I took a long breath. “I’m really damn proud of you, Ella.”
“It’s all because of you, you know,” she whispered. “You helped me find… music again. I won’t ever be able to express what that means.”
“You will be able to. In fact, you just did. You always did speak loud and clear in your songs.”
She laughed, a small sound thick with oncoming tears. I probably had to get a move on before I started crying too. “You have literally never stopped flattering me.”
“I’m only telling you the truth. Ella—I need to go. I have a lot—a lot —of work that needs doing. But… thank you. For sharing. The song. It’s… well. I’d tell you, but I think the world will tell you for you.”
“Lydia—wait.” Ella’s voice was suddenly anxious, tensing. “Is this… is this goodbye?”
I swallowed hard, hugging myself with one arm, clutching the phone to my ear for dear life with the other. “Of course not,” I said softly. “We’re going to be great musicians.”
“And… until then?”
“And until then, I’m going to let you know how my songs go. And I want to hear how yours go, too.”
It was a long, loaded silence before, in a thick voice, Ella said, “Thank you.”
I squeezed my eyes shut. “Thank you. I always knew you’d be the spark to find my inspiration again.”
∞∞∞
The rest of the day went by in a long, streaky blur.
I met with Natália after her meeting with the producer, and we talked strategy, went over the talks we’d had with the studio, and we knuckled down and got back to work digging up the whole score.
It was a damn masterpiece, but it was a masterpiece that was killing me, drawing every last bit of my heart and soul out and plunging it into the scores.
Natália pretended she didn’t see when I shuddered at the piano, curling my fingers into the keys, and she made up an excuse about going to get more drinks to give me a minute to cry in solitude.
Natália called it quits eventually, at my request, when she was clearly flagging, trying a dozen times to play in the same sequence on the keys and making the same two mistakes each time. I shut the laptop in front of her, a hand on her shoulder.
“Melinda’s getting back from work soon,” I said. “And from the texts she was sending me when she was slacking off at lunchtime, she’s been dealing with some stressful coworkers today.
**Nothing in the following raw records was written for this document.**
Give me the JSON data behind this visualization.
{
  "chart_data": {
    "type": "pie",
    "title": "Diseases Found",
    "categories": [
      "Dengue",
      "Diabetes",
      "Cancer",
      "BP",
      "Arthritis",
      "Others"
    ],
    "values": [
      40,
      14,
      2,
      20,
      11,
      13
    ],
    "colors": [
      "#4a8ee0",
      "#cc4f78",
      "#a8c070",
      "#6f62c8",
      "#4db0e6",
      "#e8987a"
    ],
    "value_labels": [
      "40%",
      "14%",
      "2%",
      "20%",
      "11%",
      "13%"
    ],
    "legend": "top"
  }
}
She could use you there.”
Natália gave me puppy-dog eyes. “Are you sending me away so you can overwork yourself without anybody stopping you?”
“Yes, but also I want you and Melinda to be happy.”
She folded her hands in her lap, looking down. “Um… thank you. For being happy for us.”
Ah, dammit, I was going to cry. I could at least cry on her. I pulled her into a hug, burying my face in her shoulder, and I squeezed the life out of her while she returned the favor. After a minute, I laughed, and thinly, I managed to say, “I can’t believe Melinda finally got a partner.”
“Hey! Meli is amazing!”
“She even got a partner who thinks she’s amazing. What a world.”
She pouted—I was still buried in her shoulder, but I could hear the pout even before she spoke. “You should have something happy like that, too.”
“I do. I have music. And I have you two. I do love both of you, a lot.”
Natália gave me a dissatisfied hmm. “That’s not the same. I don’t want to make it a throuple with you, that would be weird.”
“Trust me that I don’t either. Okay, move along now. You’ve got a girlfriend to dote on.”
She gave me puppy-dog eyes when she stood up. “Don’t overwork yourself, okay?”
“I’ll just be in here a little longer.”
“If you don’t treat yourself right, then I’ll start withholding brigadeiros, and nobody wants that.”
Damn. Guess I’d have to figure out how to make my own.
“It’s just a bit longer,” I insisted, which was, of course, completely a lie—I kept going until two in the morning, until it felt like my body was collapsing, deep aches in all my muscles, my chest hurting like it had been crushed.
I at least managed to change out of my day clothes this time before I got to bed.